Она уже не может превозмочь тошноту – рассказ окончен. Теперь на теле Андраша, на его затылке, на руках и на груди, на спине Андраша встают дыбом все волоски. Это не сочувствие, нет – скорее, реакция. Рассказ Саффи напомнил ему о других наспех засыпанных трупах – только это были трупы евреев, а не домашних животных. Андраш читает все – ничего не может с собой поделать, все подряд читает, – читал и это, описание такой же сцены, один к одному, вышедшее из-под пера великого писателя – советского писателя Василия Гроссмана. Сразу после войны он рассказал о том, что сделали с евреями в его родном городке Бердичеве на Украине. Их заставили самих копать себе могилы, в которые потом сбросили всех вповалку, убитых выстрелами в затылок. Пять огромных рвов с мертвыми евреями – все евреи городка, несколько сотен, в их числе была и родная мать Гроссмана. А потом – те же слова: ворочалась земля, трупы в ней вспухали, шевелились, кровоточили, и она трескалась под их напором. Глинистая бердичевская почва не могла впитать столько влаги, и кровь евреев текла по земле, приходилось шлепать по лужам крови; немцы приказали местным крестьянам снова засыпать рвы землей, это пришлось делать еще раз и еще, потому что каждый раз земля набухала, и разверзалась, и опять истекала потоками крови…

Они и не заметили, как сырой холод пробрался под одежду. Они замерзли. Окоченели от холода и от страшных картин, которые снова не дают им покоя. Они не разговаривают больше, Саффи и Андраш. Оба забыли, что они вместе на берегу канала Сен-Мартен, в городе Париже, январским днем 1959 года. Они почти потеряли друг друга в эти минуты: каждый тонет в крови своей памяти, опустошенный, без надежд и желаний, один в незыблемом океане горя.

Как хорошо, что есть Эмиль.

У него свои дела, он какает: все его личико сморщилось и побагровело от натуги. В глазах стоят слезы.

– Ох! – восклицает Андраш и встает. – Нашел время, мальчик мой! Так далеко от дома вздумал выложить все! Тебе обязательно нужно, чтобы мы с твоей мамой сидели по уши в дерьме?

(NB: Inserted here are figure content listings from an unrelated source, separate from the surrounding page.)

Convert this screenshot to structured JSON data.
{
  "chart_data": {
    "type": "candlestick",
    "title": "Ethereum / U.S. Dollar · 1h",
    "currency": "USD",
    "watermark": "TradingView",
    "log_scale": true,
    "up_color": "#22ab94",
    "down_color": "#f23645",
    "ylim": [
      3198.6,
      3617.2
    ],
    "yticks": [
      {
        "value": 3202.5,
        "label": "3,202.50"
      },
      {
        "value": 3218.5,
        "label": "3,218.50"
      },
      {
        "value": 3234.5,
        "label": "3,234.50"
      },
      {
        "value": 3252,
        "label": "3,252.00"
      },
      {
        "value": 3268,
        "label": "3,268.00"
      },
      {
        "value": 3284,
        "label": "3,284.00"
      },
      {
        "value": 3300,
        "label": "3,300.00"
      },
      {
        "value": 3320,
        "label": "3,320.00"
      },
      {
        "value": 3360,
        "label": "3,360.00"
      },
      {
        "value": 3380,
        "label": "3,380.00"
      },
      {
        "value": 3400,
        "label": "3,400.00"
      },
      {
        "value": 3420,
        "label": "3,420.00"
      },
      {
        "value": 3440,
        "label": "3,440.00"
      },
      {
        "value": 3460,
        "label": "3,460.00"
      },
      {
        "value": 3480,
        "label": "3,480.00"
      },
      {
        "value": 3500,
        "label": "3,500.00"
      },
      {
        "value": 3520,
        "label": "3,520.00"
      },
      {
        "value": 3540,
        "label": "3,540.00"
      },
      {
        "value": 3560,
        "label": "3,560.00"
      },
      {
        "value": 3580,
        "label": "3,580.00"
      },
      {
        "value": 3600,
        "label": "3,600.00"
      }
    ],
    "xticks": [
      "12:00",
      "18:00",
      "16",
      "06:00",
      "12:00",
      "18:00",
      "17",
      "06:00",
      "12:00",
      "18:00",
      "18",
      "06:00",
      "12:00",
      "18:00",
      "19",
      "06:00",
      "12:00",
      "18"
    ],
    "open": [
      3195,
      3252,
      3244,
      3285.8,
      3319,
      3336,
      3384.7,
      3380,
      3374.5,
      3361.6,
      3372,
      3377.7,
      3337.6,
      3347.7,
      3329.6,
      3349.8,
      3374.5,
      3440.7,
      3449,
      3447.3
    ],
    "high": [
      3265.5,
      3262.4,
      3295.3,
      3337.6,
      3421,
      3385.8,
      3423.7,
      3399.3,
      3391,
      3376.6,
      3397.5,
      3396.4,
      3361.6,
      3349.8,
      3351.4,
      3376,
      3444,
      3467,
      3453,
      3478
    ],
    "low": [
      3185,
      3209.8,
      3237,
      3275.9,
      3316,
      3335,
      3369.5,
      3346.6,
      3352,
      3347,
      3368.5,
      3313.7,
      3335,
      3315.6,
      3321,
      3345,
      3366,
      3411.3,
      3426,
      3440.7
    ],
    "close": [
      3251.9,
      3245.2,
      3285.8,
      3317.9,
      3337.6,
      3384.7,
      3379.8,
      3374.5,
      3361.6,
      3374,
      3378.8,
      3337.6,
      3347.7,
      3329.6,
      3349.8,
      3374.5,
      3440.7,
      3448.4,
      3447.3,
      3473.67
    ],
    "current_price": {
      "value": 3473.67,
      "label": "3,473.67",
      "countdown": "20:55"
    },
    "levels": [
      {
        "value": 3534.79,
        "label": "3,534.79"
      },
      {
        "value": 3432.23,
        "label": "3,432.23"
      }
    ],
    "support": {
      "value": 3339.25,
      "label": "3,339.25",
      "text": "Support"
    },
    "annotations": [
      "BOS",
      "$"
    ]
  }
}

Они спешат назад в мастерскую, не разговаривая, но снова близкие, держатся за руки и вместе катят коляску.

XII

В мастерской Андраша зимой не переводятся гости, и немудрено: здесь можно погреться, от печки, когда есть уголь, и всегда – от сердечного тепла и музыки. У него засиживаются, попивая чай или подогретое вино, опробуя разные музыкальные инструменты, беседуя на своих языках и на ломаном французском, американские джазмены, еврейские скрипачи, что играют у Гольденберга (Саффи странно слышать идиш, так похожий на немецкий язык), проститутки и трансвеститы из заведения в доме 34 (которым заправляет в нарушение закона жена полицейского), беженцы из Восточной Европы, совсем еще новички в Париже… и уж конечно частая гостья – мадам Блюменталь, дебелая вдовушка с больным сердцем: она живет на седьмом этаже и заходит к Андрашу каждый день около двенадцати, когда несет домой две сетки с покупками, чтобы присесть и собраться с силами перед трудным подъемом… Кажется, все на свете знают дорогу в мастерскую по ремонту духовых инструментов.